In this embodiment, further considering that the genotype vector data has too high dimensionality, which generally can reach tens of thousands of dimensions, and some of the dimensionalities are sparse and useless, a process of performing dimensionality screening on the genotype vector data can be added in this embodiment to achieve the purpose of performing dimensionality reduction on the high-dimensional genotype vector data.

Optionally, in step S110, before performing homomorphic encryption on the model parameters of the pre-trained data inference model by using the public key, the following processing steps may be further added:

step S130, performing static quantization on the model parameters of the data inference model to obtain model parameters after the static quantization, and sending quantization factors used for the static quantization to an evaluator, wherein the quantization factors comprise scaling factors and zero points.

On this basis, the process of step S110 may specifically include:

and carrying out homomorphic encryption on the model parameters after the static quantization by adopting the public key.

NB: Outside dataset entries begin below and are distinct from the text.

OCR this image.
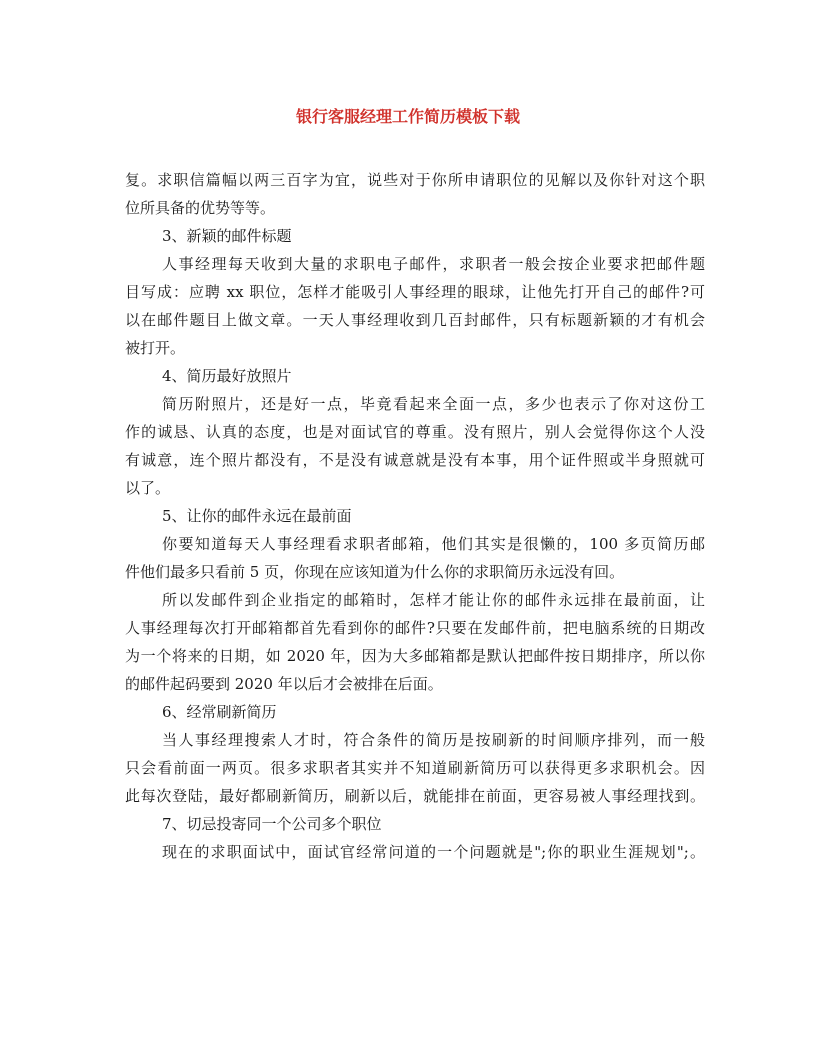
银行客服经理工作简历模板下载
复。求职信篇幅以两三百字为宜，说些对于你所申请职位的见解以及你针对这个职
位所具备的优势等等。
3、新颖的邮件标题
人事经理每天收到大量的求职电子邮件，求职者一般会按企业要求把邮件题
目写成：应聘 xx 职位，怎样才能吸引人事经理的眼球，让他先打开自己的邮件?可
以在邮件题目上做文章。一天人事经理收到几百封邮件，只有标题新颖的才有机会
被打开。
4、简历最好放照片
简历附照片，还是好一点，毕竟看起来全面一点，多少也表示了你对这份工
作的诚恳、认真的态度，也是对面试官的尊重。没有照片，别人会觉得你这个人没
有诚意，连个照片都没有，不是没有诚意就是没有本事，用个证件照或半身照就可
以了。
5、让你的邮件永远在最前面
你要知道每天人事经理看求职者邮箱，他们其实是很懒的，100 多页简历邮
件他们最多只看前 5 页，你现在应该知道为什么你的求职简历永远没有回。
所以发邮件到企业指定的邮箱时，怎样才能让你的邮件永远排在最前面，让
人事经理每次打开邮箱都首先看到你的邮件?只要在发邮件前，把电脑系统的日期改
为一个将来的日期，如 2020 年，因为大多邮箱都是默认把邮件按日期排序，所以你
的邮件起码要到 2020 年以后才会被排在后面。
6、经常刷新简历
当人事经理搜索人才时，符合条件的简历是按刷新的时间顺序排列，而一般
只会看前面一两页。很多求职者其实并不知道刷新简历可以获得更多求职机会。因
此每次登陆，最好都刷新简历，刷新以后，就能排在前面，更容易被人事经理找到。
7、切忌投寄同一个公司多个职位
现在的求职面试中，面试官经常问道的一个问题就是";你的职业生涯规划";。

In this embodiment, considering that the parameters stored in the data inference model are usually full-precision, and the encrypted ciphertext is increased in exponential order, which is likely to cause the problems of low efficiency and time consumption in the cryptographic inference calculation of the evaluator, the present application adds the processing procedure of performing static quantization on the model parameters before homomorphic encryption is performed on the model parameters of the data inference model by using the public key, so as to reduce the cost of the subsequent ciphertext calculation.

Optionally, before performing static quantization on the model parameters of the data inference model in step S130, the following processing steps may be added:

and S140, fusing the convolution layer and the BN layer in the data inference model, and removing the last sigmoid layer or softmax layer of the data inference model.

In this embodiment, in order to reduce the parameter size of the data inference model and reduce the calculation times of the ciphertext, before homomorphic encryption is performed on the model parameters of the data inference model, the convolution layer and the BN layer in the model are further fused, and the last sigmoid layer or softmax layer of the model is removed.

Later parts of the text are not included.